7. An automated in-line sheet processing system including:

a webb supply means for supplying a sheet-web to travel along a sheet web path;

a cutter system having a cutting element for moving into said sheet web path and thereby cutting said sheet web into individual sheets, said cutter system including a drive means for receiving said sheet-web from said web supply means and driving said sheet-web along said sheet web path past said cutting element;

an accumulator means for receiving individual sheets from said cutter means, accumulating varying quantities of said individual sheets into sets, and, upon receiving command signals, successively ejecting said sets;

further sheet processing means for receiving said sheet sets from said accumulator means and further processing said sheet sets;

a control-system means coupled to said cutter system and said accumulator means for sensing when said cutter has cut the last individual sheet of a firstly-cut set of sheets to be accumulated by said accumulator and, in response thereto, controlling said drive means to thereafter drive said sheet web to extend a portion thereof a distance corresponding to a first sheet of a secondly-cut set past said cutting element, but then to deactivate said cutter system such that said drive means and said cutting element leave said extended portion, uncut, in this position, until said control system means senses a further condition of said firstly-cut set, said control system thereafter sensing a processing step related to the location of said firstly-cut set and, in response thereto, reactivating said cutter system such that said cutting element immediately cuts off said sheet-length extended portion to form the first sheet of the secondly-cut set and said cutting element and said drive means thereafter sequentially drive the sheet web and cut individual sheets therefrom for the secondly-cut set.

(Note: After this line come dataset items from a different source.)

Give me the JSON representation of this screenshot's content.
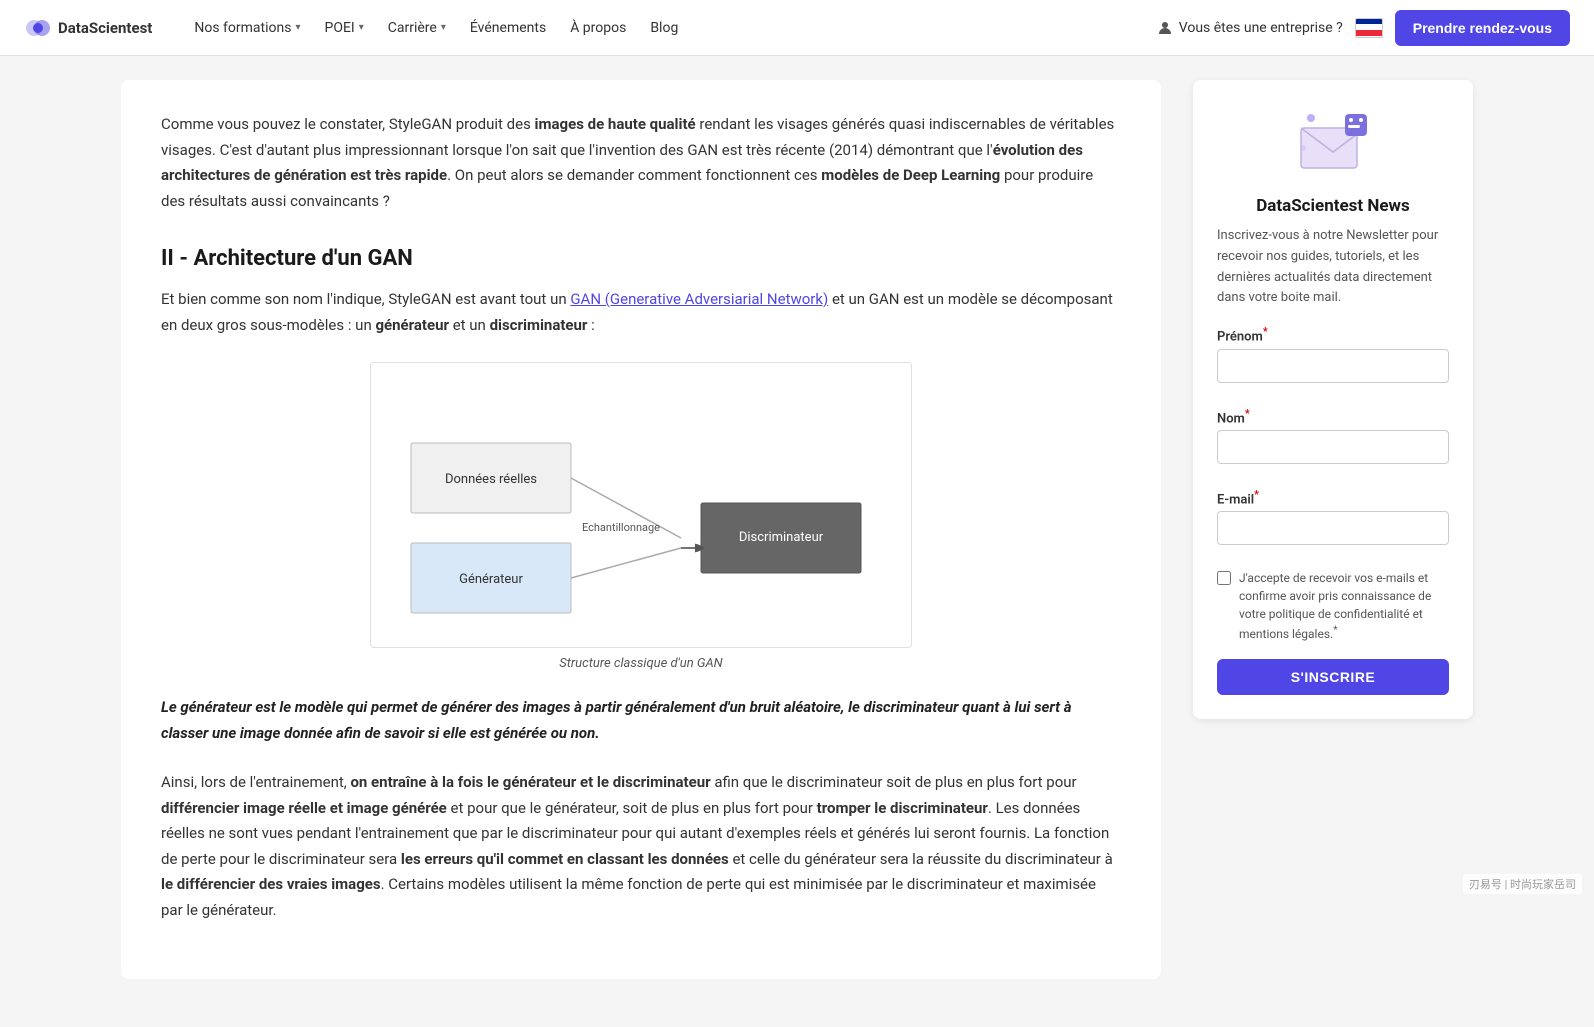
{
  "nav": {
    "logo_text": "DataScientest",
    "formations_label": "Nos formations",
    "poei_label": "POEI",
    "carriere_label": "Carrière",
    "evenements_label": "Événements",
    "apropos_label": "À propos",
    "blog_label": "Blog",
    "enterprise_label": "Vous êtes une entreprise ?",
    "rdv_label": "Prendre rendez-vous"
  },
  "article": {
    "para1": "Comme vous pouvez le constater, StyleGAN produit des ",
    "para1_bold1": "images de haute qualité",
    "para1_rest": " rendant les visages générés quasi indiscernables de véritables visages. C'est d'autant plus impressionnant lorsque l'on sait que l'invention des GAN est très récente (2014) démontrant que l'",
    "para1_bold2": "évolution des architectures de génération est très rapide",
    "para1_end": ". On peut alors se demander comment fonctionnent ces ",
    "para1_bold3": "modèles de Deep Learning",
    "para1_final": " pour produire des résultats aussi convaincants ?",
    "section_title": "II - Architecture d'un GAN",
    "para2_start": "Et bien comme son nom l'indique, StyleGAN est avant tout un ",
    "para2_link": "GAN (Generative Adversiarial Network)",
    "para2_rest": " et un GAN est un modèle se décomposant en deux gros sous-modèles : un ",
    "para2_bold1": "générateur",
    "para2_mid": " et un ",
    "para2_bold2": "discriminateur",
    "para2_end": " :",
    "diagram_caption": "Structure classique d'un GAN",
    "diagram_node1": "Données réelles",
    "diagram_node2": "Générateur",
    "diagram_node3": "Echantillonnage",
    "diagram_node4": "Discriminateur",
    "blockquote": "Le générateur est le modèle qui permet de générer des images à partir généralement d'un bruit aléatoire, le discriminateur quant à lui sert à classer une image donnée afin de savoir si elle est générée ou non.",
    "para3_start": "Ainsi, lors de l'entrainement, ",
    "para3_bold1": "on entraîne à la fois le générateur et le discriminateur",
    "para3_rest": " afin que le discriminateur soit de plus en plus fort pour ",
    "para3_bold2": "différencier image réelle et image générée",
    "para3_mid": " et pour que le générateur, soit de plus en plus fort pour ",
    "para3_bold3": "tromper le discriminateur",
    "para3_cont": ". Les données réelles ne sont vues pendant l'entrainement que par le discriminateur pour qui autant d'exemples réels et générés lui seront fournis. La fonction de perte pour le discriminateur sera ",
    "para3_bold4": "les erreurs qu'il commet en classant les données",
    "para3_cont2": " et celle du générateur sera la réussite du discriminateur à ",
    "para3_bold5": "le différencier des vraies images",
    "para3_end": ". Certains modèles utilisent la même fonction de perte qui est minimisée par le discriminateur et maximisée par le générateur."
  },
  "sidebar": {
    "news_title": "DataScientest News",
    "news_desc": "Inscrivez-vous à notre Newsletter pour recevoir nos guides, tutoriels, et les dernières actualités data directement dans votre boite mail.",
    "prenom_label": "Prénom",
    "nom_label": "Nom",
    "email_label": "E-mail",
    "required_marker": "*",
    "checkbox_text": "J'accepte de recevoir vos e-mails et confirme avoir pris connaissance de votre politique de confidentialité et mentions légales.",
    "subscribe_btn": "S'INSCRIRE"
  },
  "watermark": "刃易号 | 时尚玩家岳司"
}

8. An automated in-line sheet processing system as in claim 7 wherein said further sheet processing means comprises a folder.

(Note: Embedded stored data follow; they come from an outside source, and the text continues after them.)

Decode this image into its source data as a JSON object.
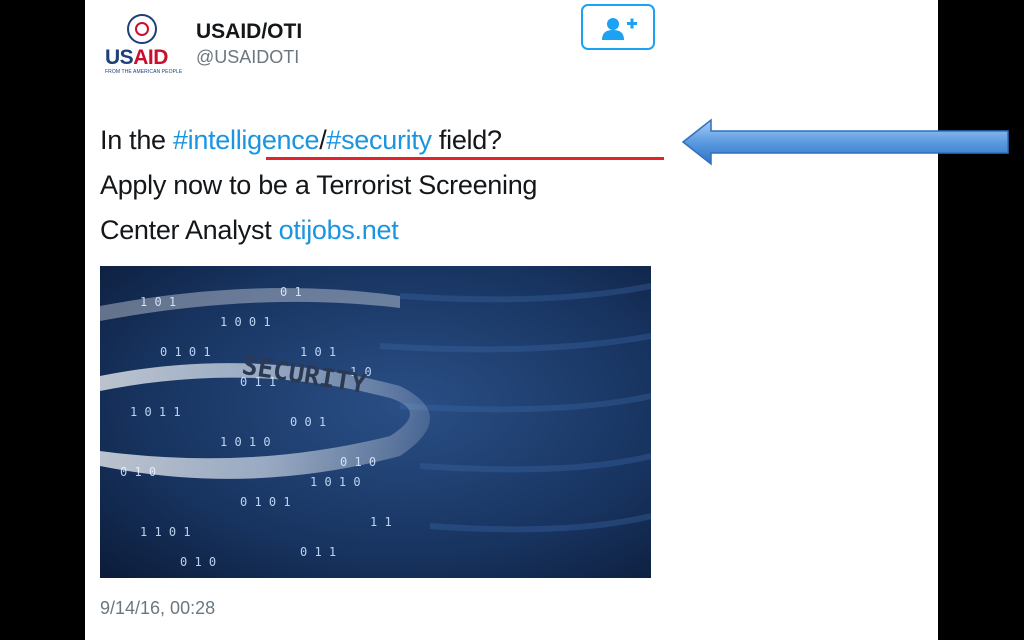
{
  "user": {
    "logo_text": "USAID",
    "logo_text_part1": "US",
    "logo_text_part2": "AID",
    "logo_tagline": "FROM THE AMERICAN PEOPLE",
    "display_name": "USAID/OTI",
    "handle": "@USAIDOTI"
  },
  "follow_button": {
    "icon": "add-user-icon"
  },
  "tweet": {
    "prefix": "In the ",
    "hashtag1": "#intelligence",
    "slash": "/",
    "hashtag2": "#security",
    "after_hashtags": " field?",
    "line2": "Apply now to be a Terrorist Screening",
    "line3_prefix": "Center Analyst ",
    "link": "otijobs.net"
  },
  "media": {
    "overlay_word": "SECURITY"
  },
  "timestamp": "9/14/16, 00:28",
  "colors": {
    "link": "#1b95e0",
    "underline": "#e0242a",
    "arrow": "#5b9be0"
  }
}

9. An automated in-line sheet processing system as in claim 7 or 8 wherein said control system includes a scanner mounted upstream of said cutting element for reading indicia on said sheet web, said scanner producing signals in response to said indicia for deactivating said cutter system and forcing said accumulator to eject a set.

10. An asynchronous method of controlling a sheet-web cutter in an in-line system which comprises a cutter which cuts a moving sheet web having indicia thereon into individual sheets and an accumulator means which receives the individual sheets from the sheet-web cutter, collects them to form a group, and processes the sheets of the group, said method comprising the steps of:

transporting the sheet web past said cutter, cutting individual sheets therefrom with said cutter, and transporting said individually-cut sheets from said cutter to said accumulator means;

sensing when said cutter has cut the last sheet of a firstly-cut group of sheets to be collected by said accumulator and, in response thereto, transporting said web an amount corresponding to a first sheet of a secondly-cut group of sheets past said cutter, thereafter inhibiting further transportation and cutting of the first sheet of the secondly-cut group by said cutter until a further processing step is performed on the sheets of the firstly-cut group of sheets; and

monitoring said firstly-cut group of sheets, and in response to the sensing of said further processing step being performed on them cutting said first sheet of said secondly-cut group with said cutter.

11. A method as in claim 10 wherein the further processing step performed on said individual sheets of said firstly-cut group by said accumulator means is to collect them into a pile and eject the thusly collected pile.